Avista Corp. is voicing its support for swift enactment of federal greenhouse-gas cap-and-trade and renewable-electricity legislation and helped formulate a key part of a bill the U.S. House passed last month.
The Spokane company says the bill would reduce adverse effects on consumers from compliance costs because of the way it would allocate carbon-emission allowances to local electric distribution companies.
The company is on the right track.
Daniel M. Adamson, an Avista lobbyist and Washington, D.C.-based partner in the Davis Wright Tremaine LLP law firm, said in an interview here recently that people don't understand cap-and-trade or even know what it is. Yet, he says, "In D.C. for about the last 25 years, this is the biggest thing in energy and environmental legislation."
In a nutshell, cap-and-trade would cap all carbon emissions and allocate allowances at no cost to emitters to cover their current discharges of greenhouse gases. Later, companies would need to meet targets for reducing emissions by cutting their own emissions, buying allowances from others, or doing both.
Under the House bill, electric distribution companies would receive allowances based both on the amount of electricity they sell and on their emissions, Adamson says. He says that would be better than auctioning allowances, which would favor those with deep pockets, or allocating them based only on emissions, which would penalize companies like Avista that have relatively few emissions.
Avista Chairman, President, and CEO Scott Morris and other utility CEOs, working through the Edison Electric Institute, backed the allocation system. Assuming that system is enacted into law, Adamson says, "Our rates will still go up, but most of the cost of compliance will be covered by the allowances we get. We solve the problem at the least cost to customers. We're looking at it from a real bottom-line perspective."

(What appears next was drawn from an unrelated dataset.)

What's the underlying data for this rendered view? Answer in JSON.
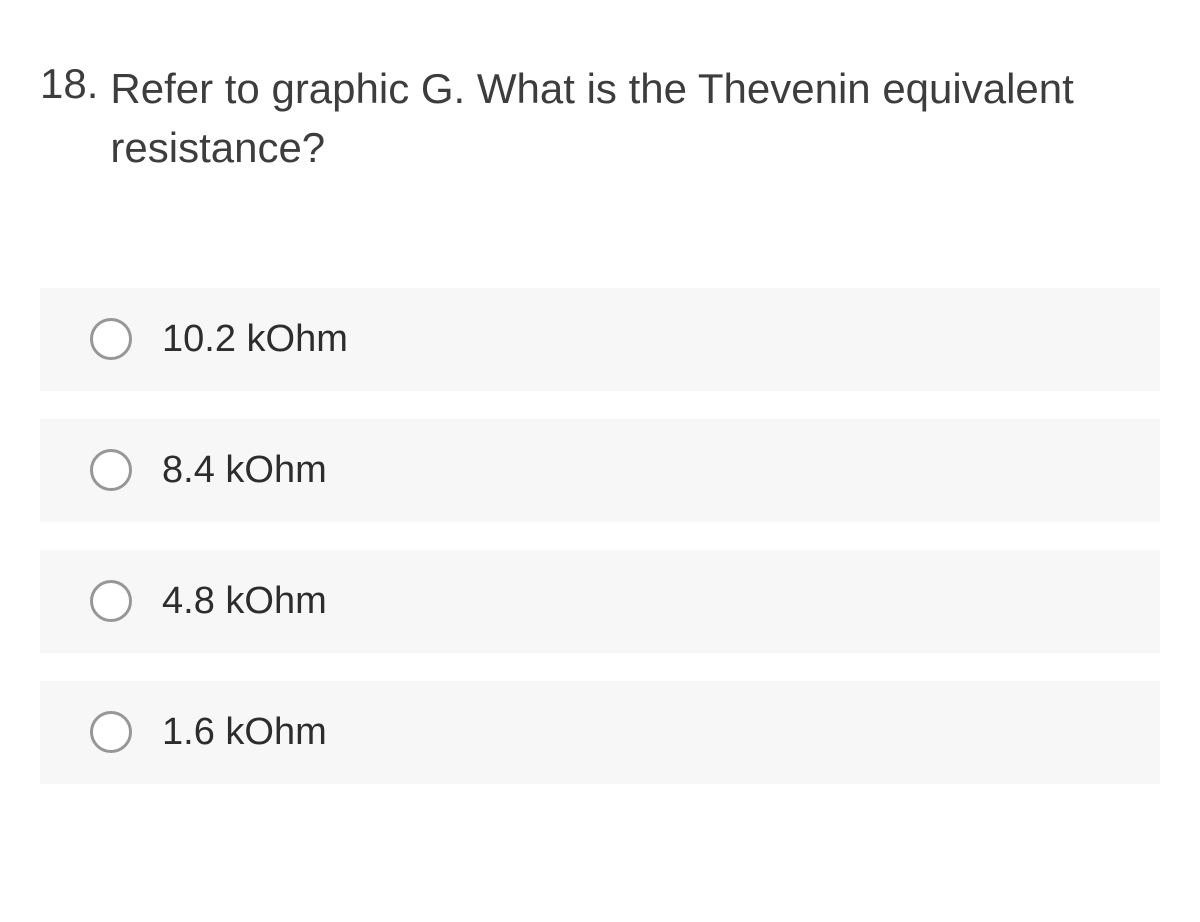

The approach "is preferable to a 'command-and-control' system, where the EPA comes in and tells you how much you can emit, the technology you'll use, and how you'll run it. Most owners of a power plant are going to know what the most cost-effective way to reduce emissions is better than a regulator."
It's expected that a cap-and-trade system would spark tremendous innovation, Adamson says. "There's a history of the United States, when we're presented with a challenge and an opportunity to solve the challenge, we come up with alternatives."
He says the 2010 mid-term election will determine whether the talk radio hosts who lead the opposition to cap-and-trade will have an impact, but believes they'll argue such a system would harm the economy, rather than attacking the scientific conclusion that man's activities are altering the climate. Other countries must commit to climate change, or "what we do is moot," Adamson adds.
Tom Paine, Avista's director of governmental relations, says the company favors amending the bill to put upper and lower price limits on sales of carbon allowances, so such sales don't harm the economy, and to exempt biomass generation, such as Avista uses at its Kettle Falls, Wash., wood-fired plant, from regulation under cap-and-trade. Avista also favors pre-empting state and regional cap-and-trade systems.
Paine and Adamson expect cap-and-trade will be enacted in the next three years because President Obama and congressional Democrats are willing to spend political capital on it. Paine says if Congress doesn't act, the EPA can launch a command-and-control system. "Costs are not as big a consideration if EPA does it," but it's believed that cap-and-trade slashed by 80 percent the costs of acid-rain reduction efforts required by federal law in 1990, Paine says. Still, emissions allowances were based solely on emissions then. Let's hope the ideas of Avista and other low-emitting utilities will prevail this time.